学芸員に必要な同定能力
土壌動物 (第55回)



  
   
   土壌動物の採集に使うツルグレン装置
   
 私が研究材料に選んだワラジムシの仲間には多くの種類がある。本来は海にすみ。海岸から深海まで幅広い分布域を持っている。普段は海底に住んでいるのに夜になると水面を泳ぎまわり、プランクトンネットなどにも入る。また、川や池などの真水にもいるし、陸にも上がっている。さらに魚や他の甲殻類に寄生する寄生虫もある。昆虫やクモのいない場所でもダンゴムシやワラジムシがいる。これらは土の中の落ち葉などを食べ,分解してくれる土壌動物の重要な一員である。

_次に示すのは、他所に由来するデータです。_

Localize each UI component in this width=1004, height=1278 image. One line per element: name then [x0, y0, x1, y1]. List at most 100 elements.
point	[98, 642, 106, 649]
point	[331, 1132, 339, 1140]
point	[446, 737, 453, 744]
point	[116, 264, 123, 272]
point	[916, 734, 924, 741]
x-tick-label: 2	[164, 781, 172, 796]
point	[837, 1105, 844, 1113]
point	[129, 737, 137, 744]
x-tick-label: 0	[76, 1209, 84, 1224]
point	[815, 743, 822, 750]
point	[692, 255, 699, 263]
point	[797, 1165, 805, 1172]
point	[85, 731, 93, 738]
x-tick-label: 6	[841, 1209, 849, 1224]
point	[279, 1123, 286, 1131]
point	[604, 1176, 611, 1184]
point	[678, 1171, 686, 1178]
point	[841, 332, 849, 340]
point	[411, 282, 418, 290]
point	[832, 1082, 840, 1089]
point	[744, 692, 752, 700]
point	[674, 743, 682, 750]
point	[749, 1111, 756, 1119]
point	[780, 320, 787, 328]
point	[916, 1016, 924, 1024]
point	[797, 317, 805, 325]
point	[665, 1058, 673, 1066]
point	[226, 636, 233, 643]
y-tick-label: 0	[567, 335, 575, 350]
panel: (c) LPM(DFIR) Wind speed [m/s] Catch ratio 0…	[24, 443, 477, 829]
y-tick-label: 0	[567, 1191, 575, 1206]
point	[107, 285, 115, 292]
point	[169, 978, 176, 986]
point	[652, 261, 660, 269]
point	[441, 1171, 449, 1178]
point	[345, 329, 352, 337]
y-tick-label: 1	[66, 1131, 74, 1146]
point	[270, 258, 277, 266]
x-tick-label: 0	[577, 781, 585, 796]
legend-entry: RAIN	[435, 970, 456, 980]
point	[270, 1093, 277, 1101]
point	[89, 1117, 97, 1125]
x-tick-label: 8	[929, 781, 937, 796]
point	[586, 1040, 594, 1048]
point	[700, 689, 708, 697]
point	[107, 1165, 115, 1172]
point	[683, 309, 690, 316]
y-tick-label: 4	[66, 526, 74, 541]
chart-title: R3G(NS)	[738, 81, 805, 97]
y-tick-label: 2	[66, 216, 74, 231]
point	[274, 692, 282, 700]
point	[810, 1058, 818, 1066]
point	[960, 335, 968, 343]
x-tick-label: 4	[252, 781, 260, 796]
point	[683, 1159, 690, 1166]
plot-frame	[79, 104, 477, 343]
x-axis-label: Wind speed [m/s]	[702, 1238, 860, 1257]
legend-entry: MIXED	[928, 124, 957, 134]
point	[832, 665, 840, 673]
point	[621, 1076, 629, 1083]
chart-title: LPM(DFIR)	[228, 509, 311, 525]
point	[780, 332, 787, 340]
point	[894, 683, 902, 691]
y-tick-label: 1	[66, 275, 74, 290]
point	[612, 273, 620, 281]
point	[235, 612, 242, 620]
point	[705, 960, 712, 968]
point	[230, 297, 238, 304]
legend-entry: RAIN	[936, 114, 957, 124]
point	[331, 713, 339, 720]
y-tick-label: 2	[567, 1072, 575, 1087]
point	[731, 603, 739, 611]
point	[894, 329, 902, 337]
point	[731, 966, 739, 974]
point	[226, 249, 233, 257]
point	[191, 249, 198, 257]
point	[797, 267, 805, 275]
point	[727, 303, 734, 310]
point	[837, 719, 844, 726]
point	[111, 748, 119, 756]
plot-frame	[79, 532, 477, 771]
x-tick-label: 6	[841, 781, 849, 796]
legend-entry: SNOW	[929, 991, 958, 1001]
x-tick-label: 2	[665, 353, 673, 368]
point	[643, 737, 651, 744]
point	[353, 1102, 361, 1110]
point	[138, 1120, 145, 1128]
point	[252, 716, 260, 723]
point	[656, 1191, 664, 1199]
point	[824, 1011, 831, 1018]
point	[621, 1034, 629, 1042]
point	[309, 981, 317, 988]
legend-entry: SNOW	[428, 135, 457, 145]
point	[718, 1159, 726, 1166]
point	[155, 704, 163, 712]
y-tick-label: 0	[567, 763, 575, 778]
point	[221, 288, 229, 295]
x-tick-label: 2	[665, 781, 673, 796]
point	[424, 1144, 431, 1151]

 土壌動物は特に森の分解者としてまた、環境の指標として重要なものと考えられはじめ,陸上系では不可欠な調査項目であるが,日本の土壌動物の研究は遅れ,また、生物の種名も判明していないものが多い。富山県でも,呉羽丘陵と有峰地区,富山市古洞池周辺の調査があるにすぎない。

 調査の方法は見つけどり及びツルグレン装置による採集がある。見つけどりでは、落ち葉層と腐植層の土についてピンセットと吸虫管で採集する。ツルグレン装置とは落ち葉や土を円錐形の物に入れ、「上部にある百ワットの白熱球で三〜四日照らすと土や落ち葉の乾燥から動物が下へ逃げる。それをエタノール入りの瓶で受ける。概ね体長二ミリ以上のいわゆる大型土壌動物に属するコウガイビル,巻貝,ミミズ,そして昆虫、クモ、カニムシ、ムカデ、ヤスデなどである。体長0.2〜2mm以上のいわゆる中型土壌動物に属するダニやトビムシと呼ばれる微小昆虫である。いずれも美しいものやかわいらしいものが多い-と思う。

 続いて名前調べすなわち、同定の作業に入る。ところがわが国ではこの類の研究は始まったばかりである。外部の専門家への同定の依頼が必要で、あらかじめ類型的に分類し,その一部またはほとんど全部を同定してもらってまとめる。ところが、これが大変な難物でお願いした研究者の膨大な仕事量を強いることとなる。 見ず知らずの人からの依頼は断られる。図鑑や図譜が出版され始めてはいるが、ごく一部である。まして、個体による変異も大きい。

 今わが国においては一つのグループに一人の専門家がいれば良い方である。私がワラジムシを同定する代わりに別のグループを見てもらう。多忙な相手に同定をお願いするにはこの手がいい。今や専門的な研究,同定能力は自然史系博物館の学芸員にとってきわめて重要である。 (布村昇 2000年6月23日掲載)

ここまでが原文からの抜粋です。